Essen. Die Staatsanwaltschaft hat die Ermittlungen zu einem Clan-Tumult eingestellt, obwohl es offenkundig Straftaten gab. Ein verheerendes Signal.

Obwohl es objektiv zu Straftaten kam, hat die Staatsanwaltschaft alle Verfahren rund um die Clan-Krawalle in der Essener Innenstadt eingestellt, weil man niemanden klar als Täter habe ausmachen können. Dieses niederschmetternde Ergebnis hat nicht nur viele Essener Bürger erbost, auch Oberbürgermeister Thomas Kufen fand in einem Brief an das NRW-Justizministerium klare Worte. Die Kernsätze verdienen es, noch einmal zitiert zu werden:

„Die Einstellung aller Verfahren ist ein fatales Signal in Richtung der Täter, Sympathisanten, Clans und auch in Richtung der Bevölkerung“, stellt der OB fest. Und: „Bei den Bürgerinnen und Bürgern entsteht der Eindruck, dass der Staat am Ende nicht in der Lage ist, die Kriminalität und in diesem besonderen Fall die Clans effektiv zu bekämpfen. Es ist nicht nachzuvollziehen, dass keine Zuordnung, keine Ahndung, beispielsweise von Körperverletzungen, dem Tragen von Waffen oder Landfriedensbruch möglich ist, die es offenkundig gab.“

Clan-Ermittlungen: OB Kufen steht nach diesem Ergebnis da wie ein Sprücheklopfer

Exakt so ist es. Kufen, das spürt man, ist stinksauer, auch weil er selbst nach den Krawallen Entschlossenheit demonstrierte und nun wie ein Sprücheklopfer dasteht: „Polizei und Stadt dulden solche Tumultszenen nicht“, ließ er damals wissen. Wie nun aber leider klar wurde, mussten die Clans das keineswegs als Drohung auffassen, es wirkt im Nachhinein wie ein hilfloses Pfeifen im dunklen Wald.

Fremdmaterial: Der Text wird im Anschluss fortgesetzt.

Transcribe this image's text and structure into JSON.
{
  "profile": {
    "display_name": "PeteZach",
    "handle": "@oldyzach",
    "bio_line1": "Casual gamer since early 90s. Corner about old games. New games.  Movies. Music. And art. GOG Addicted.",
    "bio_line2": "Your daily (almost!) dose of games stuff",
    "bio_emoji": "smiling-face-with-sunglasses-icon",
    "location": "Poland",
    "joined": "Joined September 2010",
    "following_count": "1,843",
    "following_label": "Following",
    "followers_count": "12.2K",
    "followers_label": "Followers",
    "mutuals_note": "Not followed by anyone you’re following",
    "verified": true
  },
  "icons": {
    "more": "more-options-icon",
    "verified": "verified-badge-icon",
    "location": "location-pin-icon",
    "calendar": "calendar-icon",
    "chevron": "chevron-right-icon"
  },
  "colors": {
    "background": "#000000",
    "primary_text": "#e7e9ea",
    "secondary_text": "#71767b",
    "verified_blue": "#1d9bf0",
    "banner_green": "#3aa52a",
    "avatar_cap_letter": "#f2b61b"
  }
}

Das Signal, das der Staat da sendet – da hat der OB Recht, – ist fatal. Wer nach einer solchen Aktion mit immerhin 169 Beteiligten ungestraft davonkommt, wird wenig Hemmungen haben, Ähnliches zu wiederholen und bei Gelegenheit weiter zu eskalieren. Bei der Tumultlage im Juni wurden acht Polizisten „nur“ verletzt. Das Waffenarsenal, das beschlagnahmt wurde, hätte aber noch weit Schlimmeres ermöglicht.

Wann ist die Video-Überwachung des öffentlichen Raums endlich leichter realisierbar?

Offensichtlich gibt es auch technische Gründe, weshalb nach vier Monaten Ermittlungsarbeit nicht mehr Beweismaterial zusammenkam. Videoaufnahmen waren entweder zu schlecht oder gar nicht vorhanden. Höchste Zeit, daran endlich etwas zu ändern, denn es kann nicht sein, dass sich Kriminelle immer wieder einen völlig überzogenen Datenschutz für ihre Zwecke einkalkulieren und nutzen können.

Die überwältigende Mehrheit der Bürger sieht Kameras im öffentlichen Raum nicht als Bedrohung, sondern als Verbesserung ihrer Sicherheit an. Wer als potenzieller Straftäter fürchten muss, dass er gefilmt wird, verhält sich vielleicht vorsichtiger. Und wenn nicht, ist er zumindest leichter überführbar. Wo liegt hier eigentlich ein Problem?

Der ganze Vorgang ist auch vor dem Hintergrund der aktuellen weltpolitischen Lage katastrophal. Radikale Israel-Feinde – die Schnittmengen mit dem Clan-Milieu sind groß und fließend – werden die Einstellung der Ermittlungen mit Interesse zur Kenntnis nehmen. Es ist durchaus möglich, dass auch in Essen in nächster Zeit gewalttätige Demos losbrechen. Kann die Justiz dann mehr auf die Waagschale legen, um Recht und Gesetz durchzusetzen und Straftäter zu überführen? Nach dieser Pleite ist das sehr zweifelhaft.